US court rejects Magic Leap claim that Nreal founder stole mixed-reality secrets - Borlands
https://www.engadget.com/us-court-rejects-magic-leap-claims-nreal-founder-stole-mixedreality-secrets-120537120.html
======
shakna
> In fact, Plaintiff’s complaint is devoid of any allegation as to what
> specific “confidential information” Plaintiff believes that Xu used to start
> Nreal or to create and promote the Nreal Light.

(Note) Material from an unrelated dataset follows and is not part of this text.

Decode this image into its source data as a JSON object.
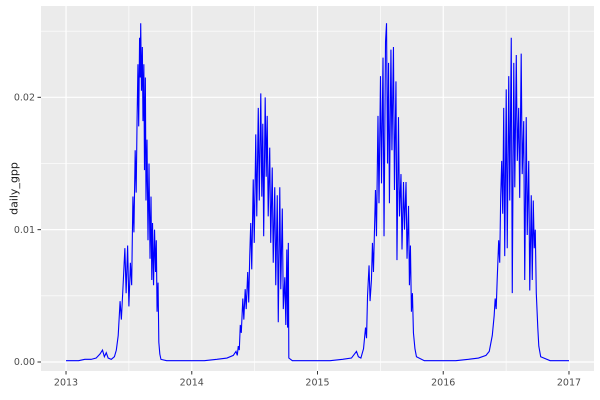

In the absence of any
> specific allegation, the Complaint conclusorily recites the “breach” element
> of Plaintiff’s breach of contract claim, which is inadequate to state a
> claim for breach of contract.

Whilst the court upheld that the contract on intellectual property was sound,
it looks like Magic Leap was completely unable to say how the IP was even used
in Nreal.

> Although Plaintiff need not spell out the exact details of Plaintiff’s
> confidential designs in order to adequately plead breach, Plaintiff must do
> more than simply state that Xu breached the confidentiality agreement by
> disclosing confidential information.

It seems like Magic Leap were hoping to prove the assertion all based on
discovery, but discovery is not a fishing expedition - you need to have actual
evidence and not just aspersions. Though, the court has given them room to
amend their claims and try again, so this might not be over - though they only
have 30 days to get their paperwork in better order than it has been so far.